Paper long abstract:
Co-author: Kim Toffoletti
Based on focus group and single person interviews with women Australian rules football (AFL) supporters this paper explores the issue of how women articulate their support of a male dominated sport. We demonstrate that women supporters (widely overlooked in studies of sports) express their support of AFL with as much power and passion as is credited to male supporters. Moreover, women have formed about a half of AFL at-ground spectators for over a century with the historical record suggesting that the passion of their support was no less then than now. Yet to what extent have women supporters emerged from the metaphorical margins of AFL to appropriate distinctive spaces in their consumption of this sport? Using their voices and accounts of their at-ground actions, we argue that women fans perform an appropriation of supporting practice that is clearly gendered - in being a feminine discourse of support constructed by women - while giving the appearance of being genderless through their appropriation of discursive frames to legitimate their support of a male dominated sport.
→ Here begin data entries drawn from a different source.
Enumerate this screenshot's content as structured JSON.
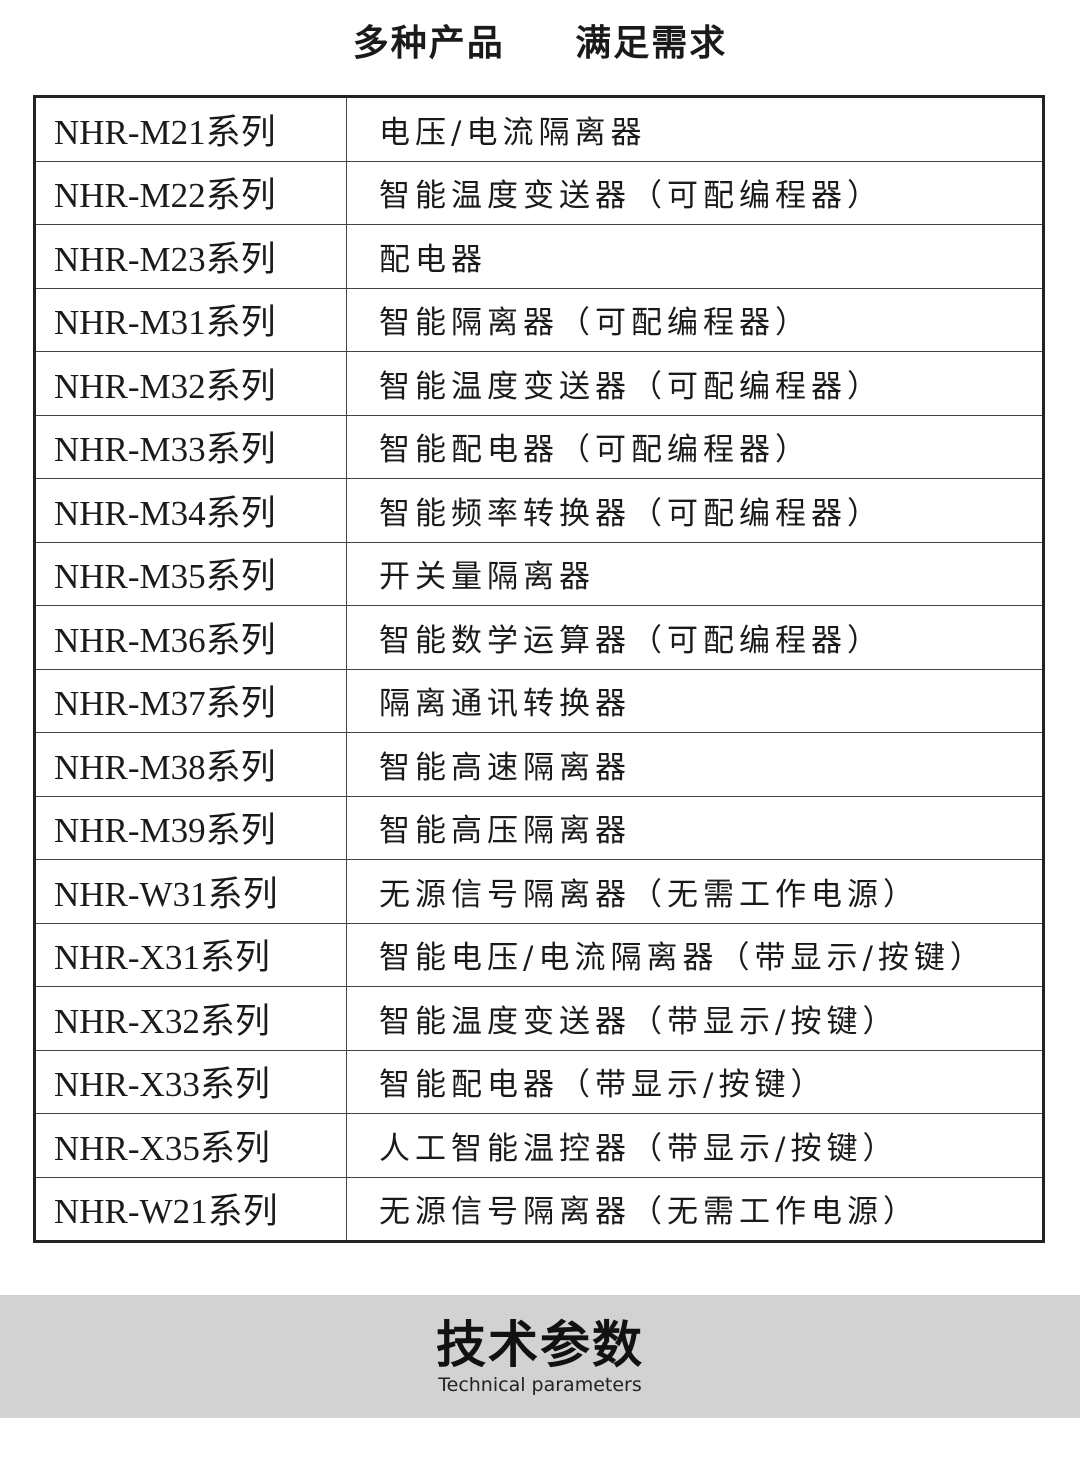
{
  "title": {
    "left": "多种产品",
    "right": "满足需求"
  },
  "rows": [
    {
      "model": "NHR-M21系列",
      "desc": "电压/电流隔离器"
    },
    {
      "model": "NHR-M22系列",
      "desc": "智能温度变送器（可配编程器）"
    },
    {
      "model": "NHR-M23系列",
      "desc": "配电器"
    },
    {
      "model": "NHR-M31系列",
      "desc": "智能隔离器（可配编程器）"
    },
    {
      "model": "NHR-M32系列",
      "desc": "智能温度变送器（可配编程器）"
    },
    {
      "model": "NHR-M33系列",
      "desc": "智能配电器（可配编程器）"
    },
    {
      "model": "NHR-M34系列",
      "desc": "智能频率转换器（可配编程器）"
    },
    {
      "model": "NHR-M35系列",
      "desc": "开关量隔离器"
    },
    {
      "model": "NHR-M36系列",
      "desc": "智能数学运算器（可配编程器）"
    },
    {
      "model": "NHR-M37系列",
      "desc": "隔离通讯转换器"
    },
    {
      "model": "NHR-M38系列",
      "desc": "智能高速隔离器"
    },
    {
      "model": "NHR-M39系列",
      "desc": "智能高压隔离器"
    },
    {
      "model": "NHR-W31系列",
      "desc": "无源信号隔离器（无需工作电源）"
    },
    {
      "model": "NHR-X31系列",
      "desc": "智能电压/电流隔离器（带显示/按键）"
    },
    {
      "model": "NHR-X32系列",
      "desc": "智能温度变送器（带显示/按键）"
    },
    {
      "model": "NHR-X33系列",
      "desc": "智能配电器（带显示/按键）"
    },
    {
      "model": "NHR-X35系列",
      "desc": "人工智能温控器（带显示/按键）"
    },
    {
      "model": "NHR-W21系列",
      "desc": "无源信号隔离器（无需工作电源）"
    }
  ],
  "banner": {
    "heading": "技术参数",
    "subheading": "Technical parameters",
    "background": "#d3d2d3"
  }
}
We conclude that in consuming football women fans perform doxic actions that reproduce, in leisure spaces, wider processes of gender inequality while, in a contradictory manner, contesting them through the appropriation of their own places in these spaces.
Paper short abstract:
This paper explores how hierarchies of embodied practice and enskilment are related to relative appropriations of ‘place experience’. Through an analysis of ‘foreign’ aikido practitioners’ reflections on their training with Japanese masters and students I will explore relationships between authenticity, appropriation, place and embodiment.
Paper long abstract:
Drawing from multi-sited fieldwork (in Japan, Europe, the US and Australia) with 'foreign' (non-Japanese) martial artists, some of whom have at different times in their lives travelled to Japan to train with Japanese masters in the 'homeland' of the art of aikido, this paper discusses how hierarchies of embodied practice are constructed through discourse that includes the physical and/or metaphorical appropriation of 'place experience'. The joy and enskilment that emerges from rigorous practice for its own sake (ala Sennett's recent tome on craftsmanship) that any aikidoist can indulge in anywhere, is often qualified by reference to personal experience with particular masters and revered sites. Ideas about how practitioners' embodied appropriations affect their own senses of enskilment will be explored through a comparative analysis of these martial artists' discourses of 'being there', 'having been there', and 'virtually being there'.